Friday, March 27, 2015

Easy distribution ray tracer

I am having my graphics class at Westminster College (not a new job-- I am teaching a course for them as an adjunct-- so go buy my apps!) turn their Whitted-style ray tracer into a distribution ray tracer.   I think how we are doing it is the easiest way possible, but I still managed to butcher the topic in lecture so I am posting this mainly for my students.   But if anybody tries it or sees something easier please weigh in.   Note these are not "perfect" distributions, but neither is uniform or phong really :)

Suppose we have a basic ray tracer where we send a shadow and reflection ray.
The basic code (where rgb colors geometric vectors are vec3) will look like:
vec3 rayColor(ray r, int depth) {
    vec3 color(0)
    if (depth > maxDepth) return color
    if (hitsScene(r)) {  // somehow this passes back state like hitpoint p
         if (Rs > 0) { // Rs is rgb specular reflectance
                ray s(p, reflect(r, N))
                color += rayColor(s, depth+1)
         }
         if (Rd > 0) { //Rd is rgb diffuse reflectance
                 ray shadow(p, L)   // L is the direction to the one light
                 if (not hitsScene(shadow)) {
                       color += Rd*lightColor*max(0, dot(N,L) )
                 }
          }
      }
      else 
             color = background(r)
      return color
}
               
           
The three spheres we add to get fuzzy effect.
Now let's assume we want to fuzz things up to get soft shadows and glossy reflections, and that we want diffuse rays for bounce lighting (even one level of depth would help).   We just need to pick random points in three sphere, one for each effect.   Let's assume we have a function rs() that returns a random point in a unit sphere centered at the origin (see last blog post).   All we need to do is randomly perturb each shadow and specular reflection ray, and we can generate another diffuse ray that will get bounce light.  This is:

vec3 rayColor(ray r, int depth) {
    vec3 color(0)
    if (depth > maxDepth) return color
    if (hitsScene(r)) {  // somehow this passes back state like hitpoint p
         if (Rs > 0) { // Rs is rgb specular reflectance
                // radius_specular is a material parameter where 0 = perfect
                ray s(p, reflect(r, N)+ radius_specular*rs())
                color += rayColor(s, depth+1)
         }
         if (Rd > 0) { //Rd is rgb diffuse reflectance 
                ray shadow(p, L + radius_shadow*rs())   // L is the direction to the one light
                if (not hitsScene(shadow)) {
                       color += Rd*lightColor*max(0, dot(N,L) )
                }
                ray diffuse(p, N + rs()) // assumes N is unit length
                color += Rd*rayColor(diffuse, depth+1)
          }
      }
      else 
             color = background(r)
      return color
}

2 comments:

friedlinguini said...

The code can't seem to decide if rs is a variable or a function.

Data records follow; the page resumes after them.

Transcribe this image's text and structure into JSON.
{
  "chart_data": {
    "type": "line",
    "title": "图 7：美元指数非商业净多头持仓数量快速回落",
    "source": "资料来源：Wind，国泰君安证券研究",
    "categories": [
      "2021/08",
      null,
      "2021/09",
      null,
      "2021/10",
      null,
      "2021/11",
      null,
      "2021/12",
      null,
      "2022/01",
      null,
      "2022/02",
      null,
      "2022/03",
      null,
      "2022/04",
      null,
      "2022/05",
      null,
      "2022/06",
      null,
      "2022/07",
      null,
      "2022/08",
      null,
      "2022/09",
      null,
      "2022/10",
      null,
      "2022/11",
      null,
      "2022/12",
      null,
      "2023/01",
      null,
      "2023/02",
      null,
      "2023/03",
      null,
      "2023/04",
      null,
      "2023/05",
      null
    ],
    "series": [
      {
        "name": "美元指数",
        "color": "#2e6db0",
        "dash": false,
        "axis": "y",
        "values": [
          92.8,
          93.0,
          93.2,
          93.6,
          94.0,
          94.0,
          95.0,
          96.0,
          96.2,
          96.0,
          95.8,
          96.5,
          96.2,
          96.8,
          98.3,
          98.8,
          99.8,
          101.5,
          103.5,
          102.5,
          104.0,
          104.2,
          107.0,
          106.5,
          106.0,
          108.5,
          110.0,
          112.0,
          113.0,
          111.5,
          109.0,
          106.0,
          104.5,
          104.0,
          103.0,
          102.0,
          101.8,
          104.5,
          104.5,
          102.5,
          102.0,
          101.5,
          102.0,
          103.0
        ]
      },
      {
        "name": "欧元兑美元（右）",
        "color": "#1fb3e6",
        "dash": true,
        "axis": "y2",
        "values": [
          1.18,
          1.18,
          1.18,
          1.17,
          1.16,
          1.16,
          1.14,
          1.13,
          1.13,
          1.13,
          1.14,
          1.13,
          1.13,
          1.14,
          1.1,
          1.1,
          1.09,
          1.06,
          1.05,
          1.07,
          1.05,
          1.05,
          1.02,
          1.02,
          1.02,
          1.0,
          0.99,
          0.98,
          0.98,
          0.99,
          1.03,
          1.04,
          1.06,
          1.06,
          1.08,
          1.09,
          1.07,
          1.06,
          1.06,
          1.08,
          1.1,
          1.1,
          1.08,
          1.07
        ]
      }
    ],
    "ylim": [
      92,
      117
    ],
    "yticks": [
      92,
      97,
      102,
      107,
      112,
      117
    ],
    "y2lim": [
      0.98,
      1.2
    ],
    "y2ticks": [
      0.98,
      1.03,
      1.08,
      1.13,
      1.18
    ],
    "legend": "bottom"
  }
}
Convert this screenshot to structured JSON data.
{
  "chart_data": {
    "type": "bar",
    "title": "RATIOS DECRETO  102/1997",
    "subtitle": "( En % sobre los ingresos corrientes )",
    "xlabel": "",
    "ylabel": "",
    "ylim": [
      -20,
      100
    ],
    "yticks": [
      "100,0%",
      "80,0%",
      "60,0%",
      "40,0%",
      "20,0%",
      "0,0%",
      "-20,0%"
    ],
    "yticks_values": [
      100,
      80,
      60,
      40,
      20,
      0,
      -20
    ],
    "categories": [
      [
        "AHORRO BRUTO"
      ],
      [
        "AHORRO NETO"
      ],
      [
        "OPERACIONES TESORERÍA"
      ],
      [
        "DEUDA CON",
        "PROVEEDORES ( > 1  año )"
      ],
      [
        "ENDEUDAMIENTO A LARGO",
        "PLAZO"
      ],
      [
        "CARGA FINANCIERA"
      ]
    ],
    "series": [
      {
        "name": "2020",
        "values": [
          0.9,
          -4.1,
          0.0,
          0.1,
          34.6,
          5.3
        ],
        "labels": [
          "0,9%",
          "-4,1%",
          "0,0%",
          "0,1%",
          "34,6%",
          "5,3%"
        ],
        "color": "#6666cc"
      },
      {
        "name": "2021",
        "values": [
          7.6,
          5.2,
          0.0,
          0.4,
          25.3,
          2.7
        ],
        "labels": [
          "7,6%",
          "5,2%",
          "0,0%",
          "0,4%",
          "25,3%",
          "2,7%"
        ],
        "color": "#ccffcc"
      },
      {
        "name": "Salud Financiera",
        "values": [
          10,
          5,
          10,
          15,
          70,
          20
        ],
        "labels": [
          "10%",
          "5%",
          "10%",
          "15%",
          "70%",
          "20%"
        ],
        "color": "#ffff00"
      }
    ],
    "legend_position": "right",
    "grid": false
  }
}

Trying to force a world-space endpoint into the ray definition doesn't seem helpful, especially given that the original code doesn't do it. I think it would be clearer if rs was a parameterless function (e.g., it returned a random vector in the unit sphere centered at the origin). Then you could use:

ray shadow(p, L + rs() * radius_diffuse)

Alternatively, mention that the 2-parameter form could be used as an alias for a direction perturbation function:

#define perturbDirection rs
ray shadow(p, perturbDirection(L, radius_diffuse))

Peter Shirley said...

You are right; that code will be much cleaner! Thanks!

The comment above will not make a lot of sense once I change the blog post to reflect the suggestion: for those that want to see what the fuss was if the rs(center, radius) function is used (as it was in the original blog post) with the ray endpoint as the "center" the code is much uglier.